On June 7, the Department of Labor (DOL) withdrew two Obama-era interpretive bulletins covering employee misclassification and the joint employer standard. These bulletins had been issued by the Wage and Hour Division at DOL as “guidance” documents rather than formal rulemakings. Their revocation is a welcome step towards reducing the regulatory burden imposed during the eight years of the Obama administration.
Interpretive Bulletin 2015-1 dealt with misclassification of independent contractors, and said that the Wage and Hour Division would view the Fair Labor Standards Act’s (FLSA) “suffer or permit” language in an extremely broad fashion. The 15-page document could essentially be boiled down to one point: DOL felt that there were very few instances where someone was actually an independent contractor as opposed to a bona fide employee.

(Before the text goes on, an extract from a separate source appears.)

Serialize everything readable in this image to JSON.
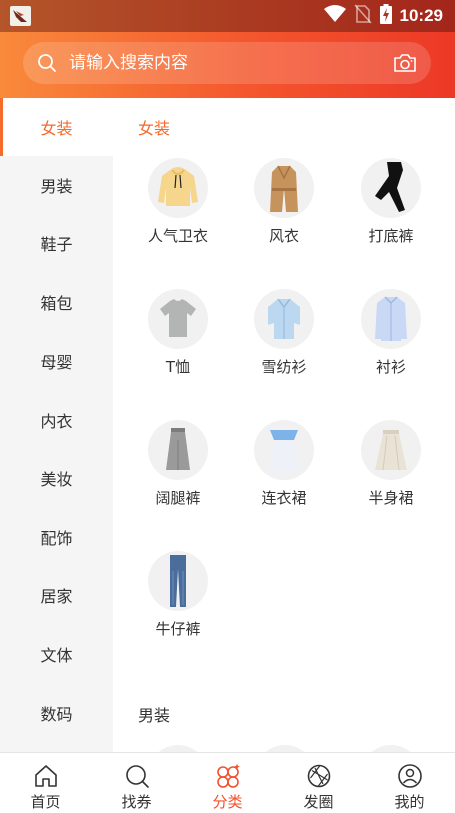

In the bulletin, the Wage and Hour Division expressed the opinion that limiting the circumstances under which someone could be considered an independent contractor would offer greater legal protections to workers. But of course, there was another angle as well. Independent contractors are not eligible to unionize, so reducing the ranks of independent contractors means broadening the pool of individuals who could become union recruits.
Interpretive Bulletin 2016-1 dealt with the application of the FLSA’s joint employer doctrine. In many ways, this was DOL’s attempt to expand upon the National Labor Relations Board’s (NLRB) campaign to extend the reach of the joint employer standard under the National Labor Relations Act, as laid out in the infamous Browning-Ferris decision. In the bulletin, the Wage and Hour Division argued that the concept of “vertical” joint employment, as spelled out in the regulations implementing the Migrant and Seasonal Agricultural Worker Protection Act, should also be applied to the regulations implementing the FLSA. One might have thought that the way to update the FLSA regulations was through the formal regulatory process rather than an interpretive bulletin, but that is now a moot point.
The upshot of Interpretive Bulletin 2016-1 was that a broader universe of businesses faced potential liability as joint employers under the FLSA. This expansion of joint employer liability was also the goal of the Browning-Ferris decision, as well as the NLRB’s litigation claiming that McDonald’s corporation is a joint employer with its franchisees. Not surprisingly, this all coincided with the Service Employees International Union’s (SEIU) campaign to unionize fast food workers, which depends heavily on proving joint employment status throughout the fast food industry.
Revocation of the two interpretive bulletins is certainly good news. However, it does not solve the underlying joint employer problem created by the NLRB. That will have to await Senate confirmation of two new Republican members on the Board, which can then overturn Browning Ferris. But until then, we’ll count today’s development as a win.